How are people managing the existence of data frame APIs like pandas/polars with...

Helmut10001 · on April 3, 2023

I checked most solutions and I am sticking with plain old SQL in triple-qoutes in jupyter, e.g. [1]. I don't need auto-completion in SQL and I don't really need syntax highlighting. It's also very nice to have the combination of f-strings/variables substitution and SQL. Yet, my SQL needs are very basic.

[1]: https://kartographie.geo.tu-dresden.de/ad/wip/ephemeral_even...

__mharrison__ · on April 3, 2023

You should check out https://ponder.io .

It is created by the folks who made Mondin (a scale out version of Pandas with API compatibility as a goal). Can use dask or ray as a backend.

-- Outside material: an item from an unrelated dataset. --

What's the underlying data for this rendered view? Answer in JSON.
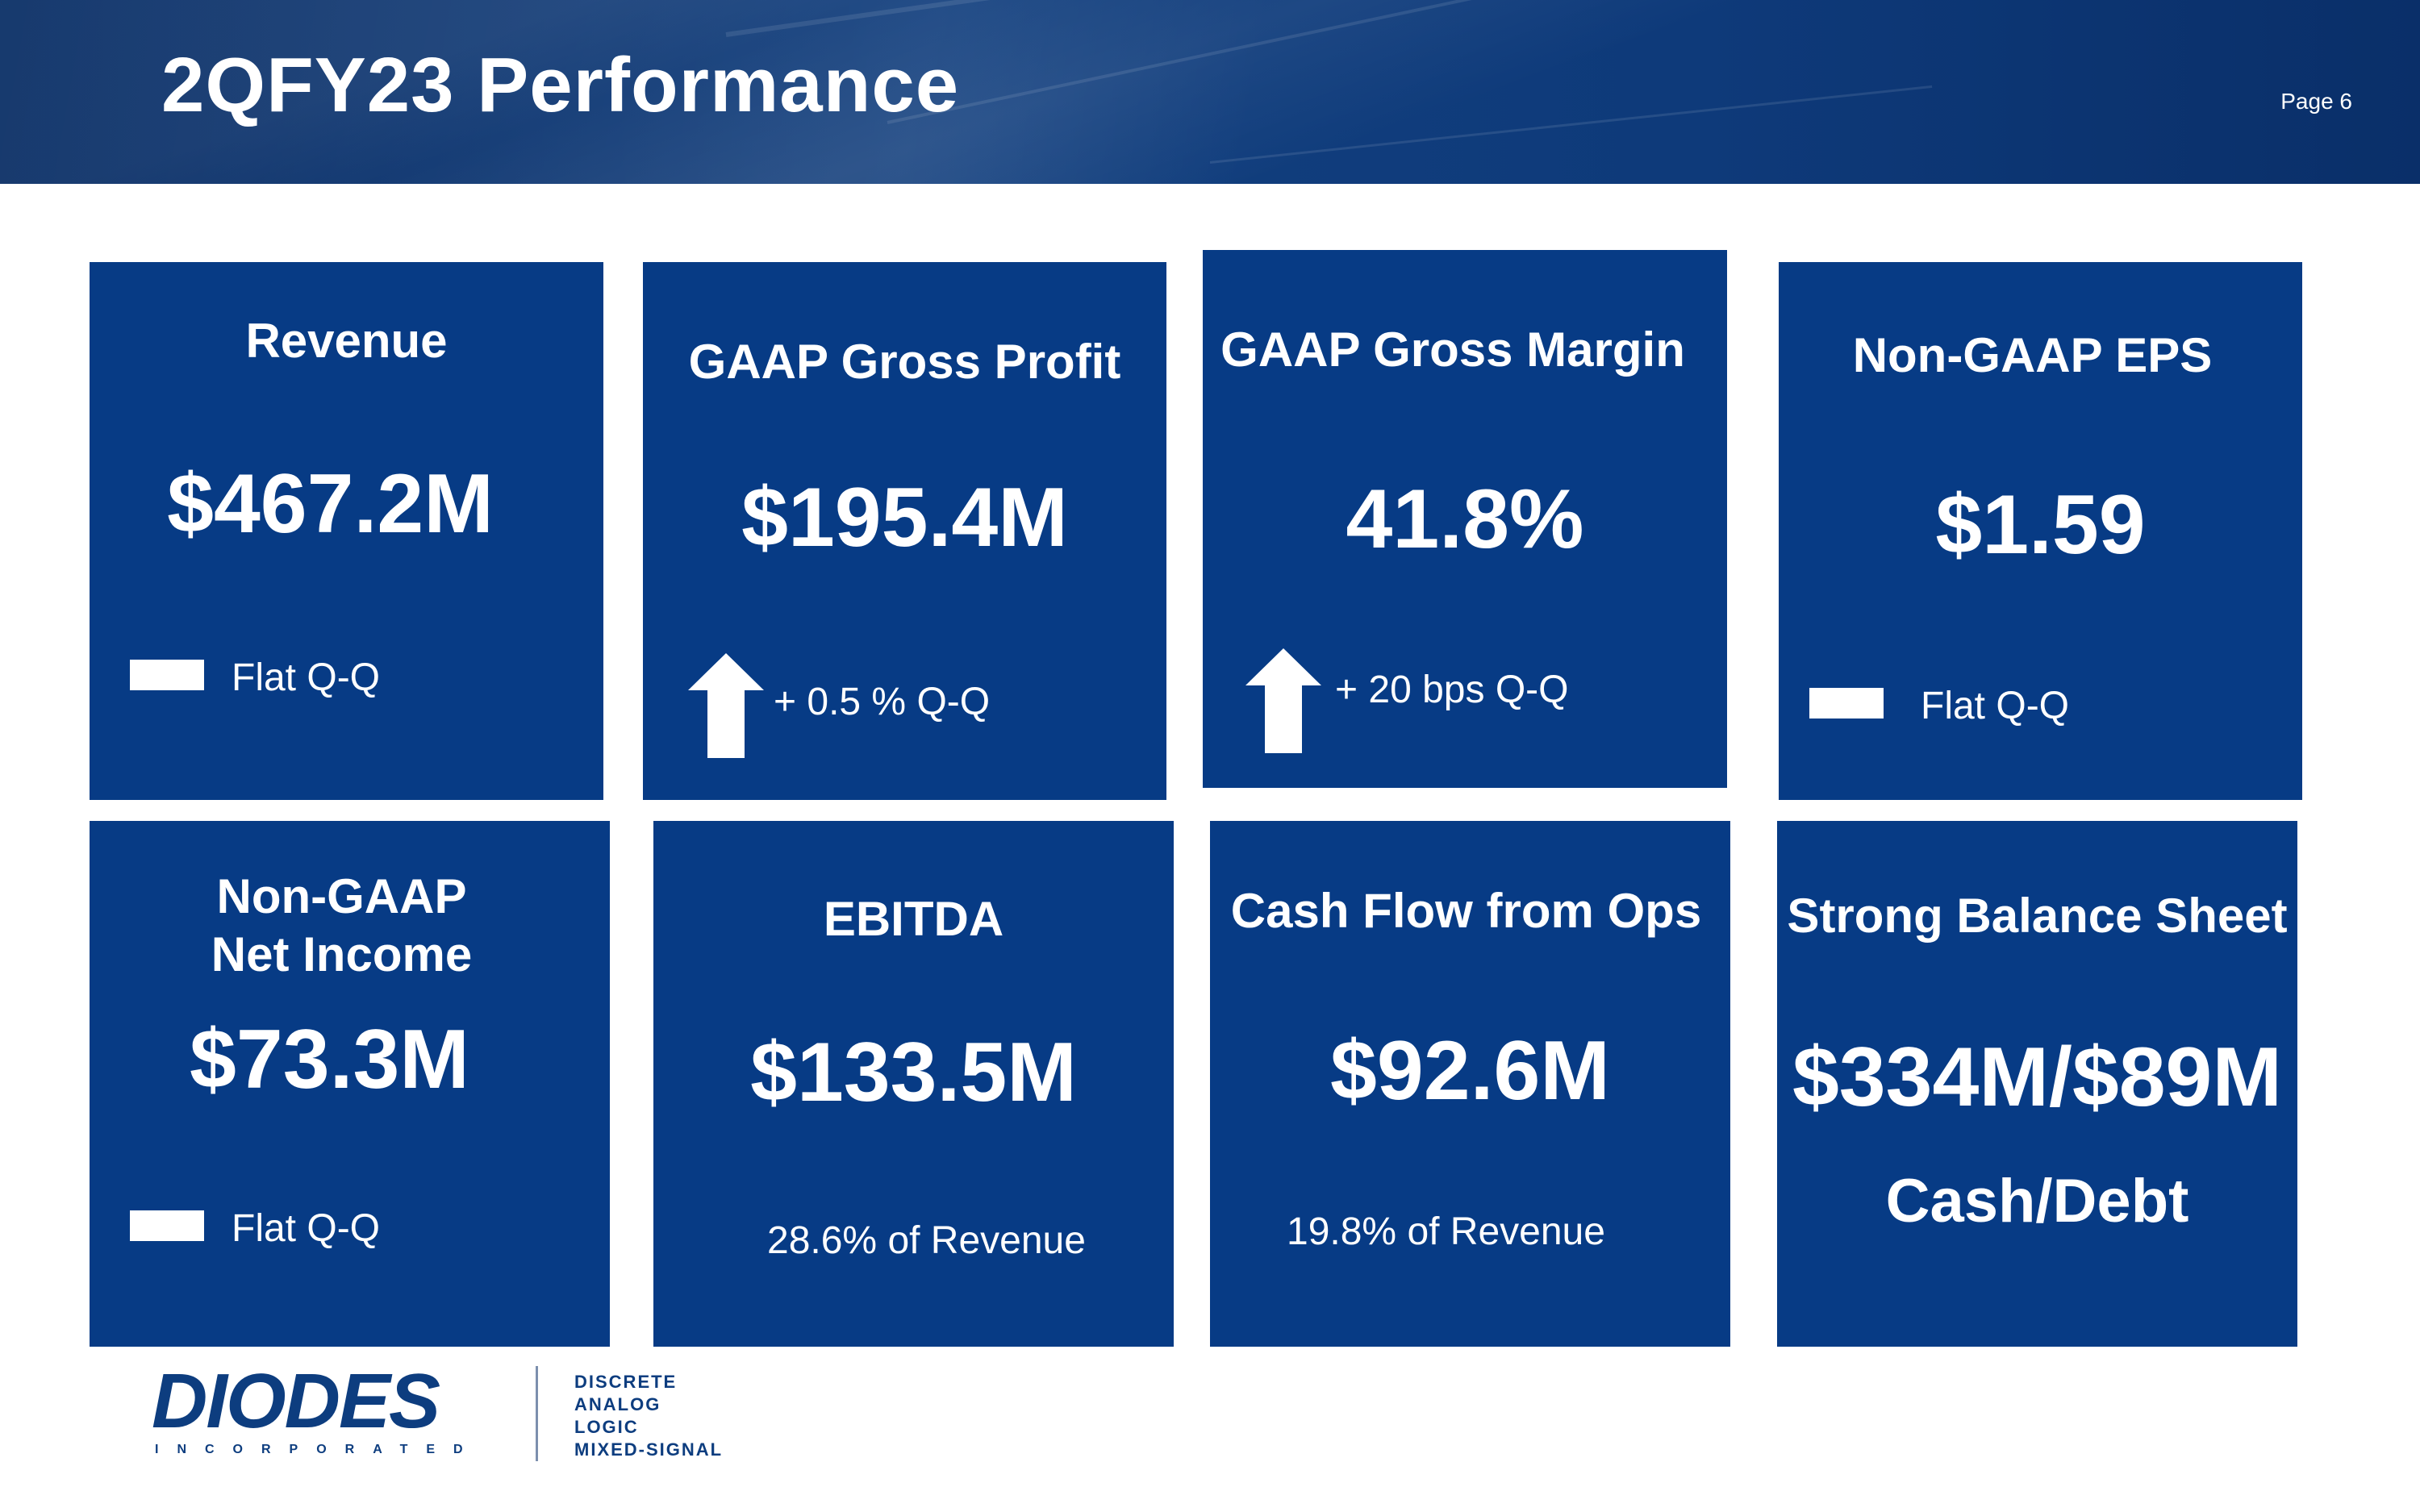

Ponder is the enterprise version that runs on Snowflake and BigQuery. Again, same goal, API compatibility with Pandas. You can scale out your Pandas workflow by changing the import and leaving the Pandas code.

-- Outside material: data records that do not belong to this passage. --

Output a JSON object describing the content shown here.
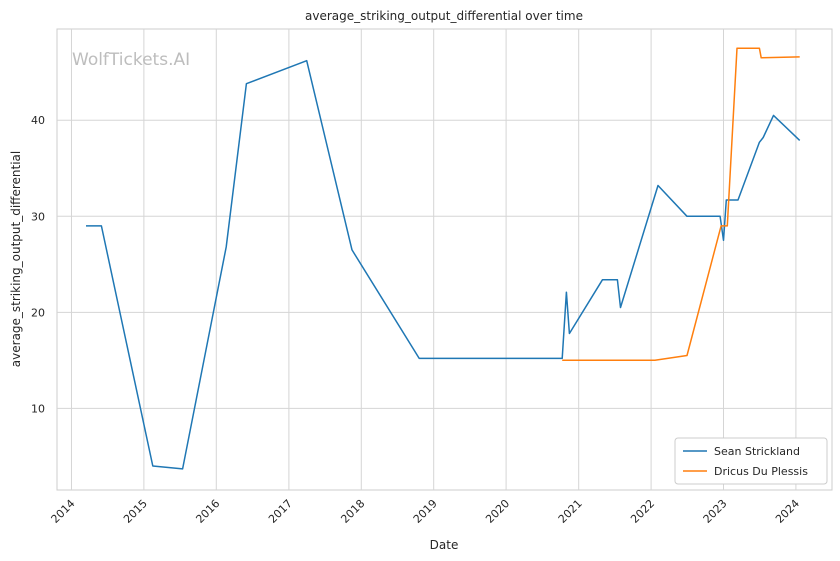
{
  "chart_data": {
    "type": "line",
    "title": "average_striking_output_differential over time",
    "xlabel": "Date",
    "ylabel": "average_striking_output_differential",
    "watermark": "WolfTickets.AI",
    "x_ticks": [
      "2014",
      "2015",
      "2016",
      "2017",
      "2018",
      "2019",
      "2020",
      "2021",
      "2022",
      "2023",
      "2024"
    ],
    "y_ticks": [
      10,
      20,
      30,
      40
    ],
    "xlim": [
      "2013-10-20",
      "2024-07-01"
    ],
    "ylim": [
      1.5,
      49.5
    ],
    "grid": true,
    "legend_position": "lower-right",
    "series": [
      {
        "name": "Sean Strickland",
        "color": "#1f77b4",
        "points": [
          [
            "2014-03-15",
            29.0
          ],
          [
            "2014-06-01",
            29.0
          ],
          [
            "2015-02-15",
            4.0
          ],
          [
            "2015-07-15",
            3.7
          ],
          [
            "2016-02-20",
            26.8
          ],
          [
            "2016-06-01",
            43.8
          ],
          [
            "2017-04-01",
            46.2
          ],
          [
            "2017-11-15",
            26.5
          ],
          [
            "2018-10-20",
            15.2
          ],
          [
            "2020-10-10",
            15.2
          ],
          [
            "2020-10-31",
            22.1
          ],
          [
            "2020-11-15",
            17.8
          ],
          [
            "2021-05-01",
            23.4
          ],
          [
            "2021-07-15",
            23.4
          ],
          [
            "2021-07-31",
            20.5
          ],
          [
            "2022-02-05",
            33.2
          ],
          [
            "2022-07-01",
            30.0
          ],
          [
            "2022-12-15",
            30.0
          ],
          [
            "2023-01-01",
            27.5
          ],
          [
            "2023-01-15",
            31.7
          ],
          [
            "2023-03-15",
            31.7
          ],
          [
            "2023-07-01",
            37.7
          ],
          [
            "2023-07-20",
            38.2
          ],
          [
            "2023-09-10",
            40.5
          ],
          [
            "2024-01-20",
            37.9
          ]
        ]
      },
      {
        "name": "Dricus Du Plessis",
        "color": "#ff7f0e",
        "points": [
          [
            "2020-10-10",
            15.0
          ],
          [
            "2022-01-20",
            15.0
          ],
          [
            "2022-07-01",
            15.5
          ],
          [
            "2022-12-20",
            29.0
          ],
          [
            "2023-01-20",
            29.0
          ],
          [
            "2023-03-10",
            47.5
          ],
          [
            "2023-07-01",
            47.5
          ],
          [
            "2023-07-10",
            46.5
          ],
          [
            "2024-01-20",
            46.6
          ]
        ]
      }
    ]
  }
}
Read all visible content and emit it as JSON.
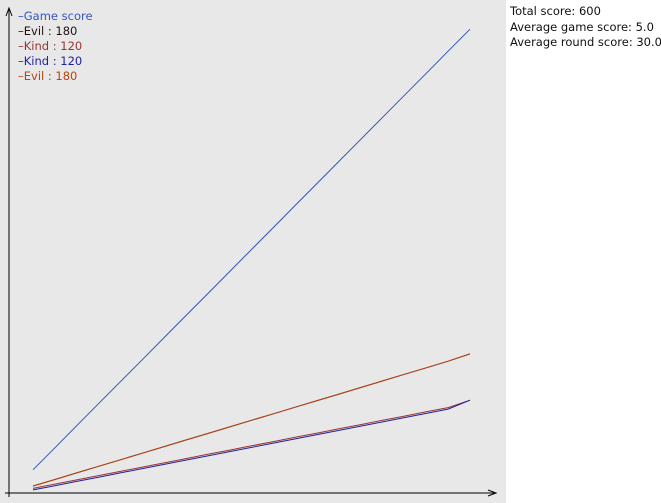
{
  "chart_data": {
    "type": "line",
    "title": "",
    "xlabel": "",
    "ylabel": "",
    "x": [
      0,
      1,
      2,
      3,
      4,
      5,
      6,
      7,
      8,
      9,
      10,
      11,
      12,
      13,
      14,
      15,
      16,
      17,
      18,
      19,
      20
    ],
    "ylim": [
      0,
      630
    ],
    "grid": false,
    "legend_position": "top-left",
    "series": [
      {
        "name": "Game score",
        "color": "#3355bb",
        "values": [
          30,
          58.5,
          87,
          115.5,
          144,
          172.5,
          201,
          229.5,
          258,
          286.5,
          315,
          343.5,
          372,
          400.5,
          429,
          457.5,
          486,
          514.5,
          543,
          571.5,
          600
        ]
      },
      {
        "name": "Evil : 180",
        "color": "#221111",
        "values": [
          9,
          17.5,
          26,
          34.5,
          43,
          51.5,
          60,
          68.5,
          77,
          85.5,
          94,
          102.5,
          111,
          119.5,
          128,
          136.5,
          145,
          153.5,
          162,
          170.5,
          180
        ]
      },
      {
        "name": "Kind : 120",
        "color": "#993333",
        "values": [
          6,
          11.5,
          17,
          22.5,
          28,
          33.5,
          39,
          44.5,
          50,
          55.5,
          61,
          66.5,
          72,
          77.5,
          83,
          88.5,
          94,
          99.5,
          105,
          110.5,
          120
        ]
      },
      {
        "name": "Kind : 120",
        "color": "#222299",
        "values": [
          4,
          9.5,
          15,
          20.5,
          26,
          31.5,
          37,
          42.5,
          48,
          53.5,
          59,
          64.5,
          70,
          75.5,
          81,
          86.5,
          92,
          97.5,
          103,
          108.5,
          120
        ]
      },
      {
        "name": "Evil : 180",
        "color": "#bb4411",
        "values": [
          9,
          17.5,
          26,
          34.5,
          43,
          51.5,
          60,
          68.5,
          77,
          85.5,
          94,
          102.5,
          111,
          119.5,
          128,
          136.5,
          145,
          153.5,
          162,
          170.5,
          180
        ]
      }
    ]
  },
  "legend": {
    "dash": "–",
    "items": [
      {
        "label": "Game score",
        "color": "#3355bb"
      },
      {
        "label": "Evil : 180",
        "color": "#221111"
      },
      {
        "label": "Kind : 120",
        "color": "#993333"
      },
      {
        "label": "Kind : 120",
        "color": "#222299"
      },
      {
        "label": "Evil : 180",
        "color": "#bb4411"
      }
    ]
  },
  "stats": {
    "total_score": "Total score: 600",
    "average_game_score": "Average game score: 5.0",
    "average_round_score": "Average round score: 30.0"
  },
  "colors": {
    "plot_background": "#e8e8e8",
    "axis": "#000000"
  }
}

(Full disclosure I'm an advisor.)

wswope · on April 3, 2023

As a fellow evangelist of the SQL + Pandas hybrid workflow, I’m a happy camper with Pandas’ built-in read_sql_query and to_sql.

Only big pain points are having to ship around boilerplate to construct SQLAlchemy create_engine URIs, and the performance limitations of SQLAlchemy’s inserts (if moving anything larger than a few gigs, it typically pays to ditch to_sql, and write a db-specific bulk insert process instead).